Experts believe the convenience of such programs by DSNY, ERI and their partnering manufacturers opened the door to the city’s current success in the e-waste category.
“We are honored to be part of the constructive collaboration and historic and successful partnership with the great city of New York and the sustainably minded manufacturers who helped to make the program possible,” John Shegerian, chairman and CEO of ERI, says. “It is particularly rewarding to be able to offer NYC residents a suite of programs, such as ecycleNYC and the curbside pickup program, which are advancements that make responsible, effective recycling of electronic waste convenient for millions. To have played such a distinct role in diverting 60 percent more e-waste away from the trash compared to only a couple years ago is a humbling and rewarding experience.”
Mark Newton, head of environmental, regulatory affairs and sustainability at Samsung Electronics America, says, “At Samsung, we understand the positive impact responsible recycling has for our environment, and our partnership with ERI highlights our commitment to educating consumers on how to safely manage their electronic waste.

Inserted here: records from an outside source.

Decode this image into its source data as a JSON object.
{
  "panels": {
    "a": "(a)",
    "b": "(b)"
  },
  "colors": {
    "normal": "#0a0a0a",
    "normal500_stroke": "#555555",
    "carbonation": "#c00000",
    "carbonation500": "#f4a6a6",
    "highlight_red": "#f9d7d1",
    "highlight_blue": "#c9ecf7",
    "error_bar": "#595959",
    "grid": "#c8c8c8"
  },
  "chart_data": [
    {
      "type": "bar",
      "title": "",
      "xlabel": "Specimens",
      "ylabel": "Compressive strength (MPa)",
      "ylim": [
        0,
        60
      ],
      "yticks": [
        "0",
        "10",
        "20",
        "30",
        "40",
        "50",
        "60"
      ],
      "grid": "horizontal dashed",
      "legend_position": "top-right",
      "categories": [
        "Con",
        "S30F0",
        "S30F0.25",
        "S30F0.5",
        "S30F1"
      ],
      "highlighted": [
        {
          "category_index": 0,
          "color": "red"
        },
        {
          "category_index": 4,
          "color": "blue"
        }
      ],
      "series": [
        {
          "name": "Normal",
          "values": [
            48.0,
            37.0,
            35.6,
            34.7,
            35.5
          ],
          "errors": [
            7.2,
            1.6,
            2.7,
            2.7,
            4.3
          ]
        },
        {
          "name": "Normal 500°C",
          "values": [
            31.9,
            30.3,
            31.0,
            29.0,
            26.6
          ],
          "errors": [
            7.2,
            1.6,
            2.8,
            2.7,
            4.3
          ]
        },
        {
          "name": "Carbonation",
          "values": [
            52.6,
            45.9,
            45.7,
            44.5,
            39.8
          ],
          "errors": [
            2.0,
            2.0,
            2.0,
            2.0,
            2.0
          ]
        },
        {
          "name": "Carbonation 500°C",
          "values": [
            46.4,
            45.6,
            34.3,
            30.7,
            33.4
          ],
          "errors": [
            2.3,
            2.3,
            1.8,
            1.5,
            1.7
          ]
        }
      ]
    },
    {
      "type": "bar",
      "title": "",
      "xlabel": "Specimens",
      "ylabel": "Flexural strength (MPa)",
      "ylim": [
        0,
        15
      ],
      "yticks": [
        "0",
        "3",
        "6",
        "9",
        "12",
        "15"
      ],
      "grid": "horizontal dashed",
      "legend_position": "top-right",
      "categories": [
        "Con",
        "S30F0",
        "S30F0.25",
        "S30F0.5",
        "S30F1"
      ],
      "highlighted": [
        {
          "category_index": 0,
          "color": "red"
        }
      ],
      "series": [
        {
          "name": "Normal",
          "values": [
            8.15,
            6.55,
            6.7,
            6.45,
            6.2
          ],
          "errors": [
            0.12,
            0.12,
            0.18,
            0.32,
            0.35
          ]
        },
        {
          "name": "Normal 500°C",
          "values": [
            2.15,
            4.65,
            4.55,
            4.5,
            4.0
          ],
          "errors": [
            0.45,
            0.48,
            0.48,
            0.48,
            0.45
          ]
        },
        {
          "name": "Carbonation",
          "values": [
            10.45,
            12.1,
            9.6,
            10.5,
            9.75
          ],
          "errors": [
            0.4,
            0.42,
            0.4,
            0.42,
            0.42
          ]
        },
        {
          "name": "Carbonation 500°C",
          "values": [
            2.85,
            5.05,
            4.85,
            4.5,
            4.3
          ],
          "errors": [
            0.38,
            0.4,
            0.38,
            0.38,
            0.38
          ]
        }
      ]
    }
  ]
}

Programs like ecycleNYC help to provide consumers with a free and convenient option to dispose of unwanted electronics in an environmentally responsible way.”
John I. Taylor, senior vice president, public affairs and sustainability for LG Electronics USA, adds, “Environmental sustainability is a core business principle at LG, and responsible electronics recycling is a key pillar of our programs in the United States. We’re proud of our role in significantly reducing e-waste in landfills, thanks to this kind of public-private partnership in cooperation with New York and leading certified recyclers like ERI.”